Friday, January 27, 2017

An Historic Pace

Yesterday I was thinking about perhaps going back to see what Barack Obama did in his first few days as president in 2009.  Then I remembered what the results of his time in office were, and decided that it would hurt too much.  So I have no idea what he was doing his first few days in office.  Wasn't good, whatever.

I remember the networks positively fawning over him, and when they weren't fawning over him, they were fawning over his wife.  By May, so help me, there was already a book out "celebrating" her "fashion sense", which sort of escaped me.  I remember its authors being on one of the network morning shows hawking the book, and there was so much fawning I started craving venison.

I don't expect to see a comparable book done about our current First Lady, though, who actually was a well-known professional model and thus has what I would regard, in my benighted ignorance of fashion, as a "style."

But I digress.

The reason I even got to thinking about Obama's first days is because the first few days of the Trump Administration have been a busy-as-heck whirlwind of executive orders, appointments, meetings with business and union leaders and congressional leadership.  Most importantly, there is an agenda out there, an agenda set by the new president to implement the simple, direct promises that he made when he was running in the campaign:

- Build the wall with Mexico
- Address immigration and the refugee flood
- Get rid of tons of regulations cramping business
- Create private sector jobs
- Start the stalled pipelines
- Raise our GDP growth 3-4% where Obama never got it
- "Drain the swamp" -- break the hold of career government types and politicians

Interestingly, the meetings, those executive orders and reversals of Obama executive orders, all in a flurry this week, have been pretty much all addressing those straightforward goals and promises.  The Keystone and Dakota Access pipelines are on their way now, blessed by "Go for it" executive orders.

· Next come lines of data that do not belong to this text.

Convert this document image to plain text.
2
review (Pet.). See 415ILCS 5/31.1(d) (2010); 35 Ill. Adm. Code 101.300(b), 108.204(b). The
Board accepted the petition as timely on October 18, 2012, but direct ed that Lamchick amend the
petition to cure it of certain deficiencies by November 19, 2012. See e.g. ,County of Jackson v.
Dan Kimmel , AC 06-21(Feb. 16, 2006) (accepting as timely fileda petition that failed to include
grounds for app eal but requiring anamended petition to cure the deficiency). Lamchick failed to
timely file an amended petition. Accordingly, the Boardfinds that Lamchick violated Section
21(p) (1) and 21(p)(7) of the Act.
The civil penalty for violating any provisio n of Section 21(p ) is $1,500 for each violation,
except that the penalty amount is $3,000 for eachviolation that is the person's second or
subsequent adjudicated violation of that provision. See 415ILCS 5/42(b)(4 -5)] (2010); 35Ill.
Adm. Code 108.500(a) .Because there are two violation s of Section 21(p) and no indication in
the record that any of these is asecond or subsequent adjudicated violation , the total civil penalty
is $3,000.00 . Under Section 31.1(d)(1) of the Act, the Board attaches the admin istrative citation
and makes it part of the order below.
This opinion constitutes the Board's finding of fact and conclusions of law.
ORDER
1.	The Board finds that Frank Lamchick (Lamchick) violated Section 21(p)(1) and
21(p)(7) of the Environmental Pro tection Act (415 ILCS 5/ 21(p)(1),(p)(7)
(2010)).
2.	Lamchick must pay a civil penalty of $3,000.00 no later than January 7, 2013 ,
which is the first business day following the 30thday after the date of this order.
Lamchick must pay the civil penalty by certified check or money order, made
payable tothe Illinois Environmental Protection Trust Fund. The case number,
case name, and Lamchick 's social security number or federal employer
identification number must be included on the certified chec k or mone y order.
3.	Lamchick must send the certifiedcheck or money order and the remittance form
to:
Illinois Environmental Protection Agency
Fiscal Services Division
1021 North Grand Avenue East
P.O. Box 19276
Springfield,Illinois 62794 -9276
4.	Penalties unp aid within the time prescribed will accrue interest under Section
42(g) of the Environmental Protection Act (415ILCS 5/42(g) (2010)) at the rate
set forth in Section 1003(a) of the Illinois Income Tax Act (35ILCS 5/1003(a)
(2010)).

Trump has met with both key business leaders and private-sector union leaders, both of whom gushed as they came out the door as to how receptive and forward-thinking the new president was.  That both could come out with positive statements is pretty interesting, since they have been historically a lot more antagonistic than they should have been, or needed to have been.  But then again, Trump worked his whole life with unions, and as I would like to think showed a lot of foresight, I pointed that out last February in this piece.

His shutdown of the EPA trying to do things before his appointed EPA Administrator took office, well, that was swamp-draining of the first magnitude.  We have already had executive orders cutting the flow of unvetted refugees and ISIS suspects from countries that cannot ensure they're not sending ISIS types.  And the Wall, well, that is already on its way to getting funded.

It's a fast start for the guy who never sleeps, but then again that seems to be his M.O. for leadership.  You wake up early, send a few tweets, and get to work about five in the morning.  Work, work, meeting, work, a bite here and there, work some more.  Foreign dignitary in town at four in the afternoon, then back to work.  Five more executive orders.  Meet with more congressmen about getting the agenda going.  Actually listening to the opposition.  Work some more.  In bed at one, after maybe another tweet.

I couldn't keep up that pace and I'm healthy and five years younger than the president.  But he has a lot to do.  In eight years, Obama did a lot of damage to our economy and our standing around the world.  That's not going to get fixed anytime soon, but then maybe it will the frenetic and productive pace of the 45th president.

Lots to think over over the weekend, and while I might try to relax some, I can probably do so because the president is, well, not relaxing.

Busy first week.  Two hundred seven to go in just this term.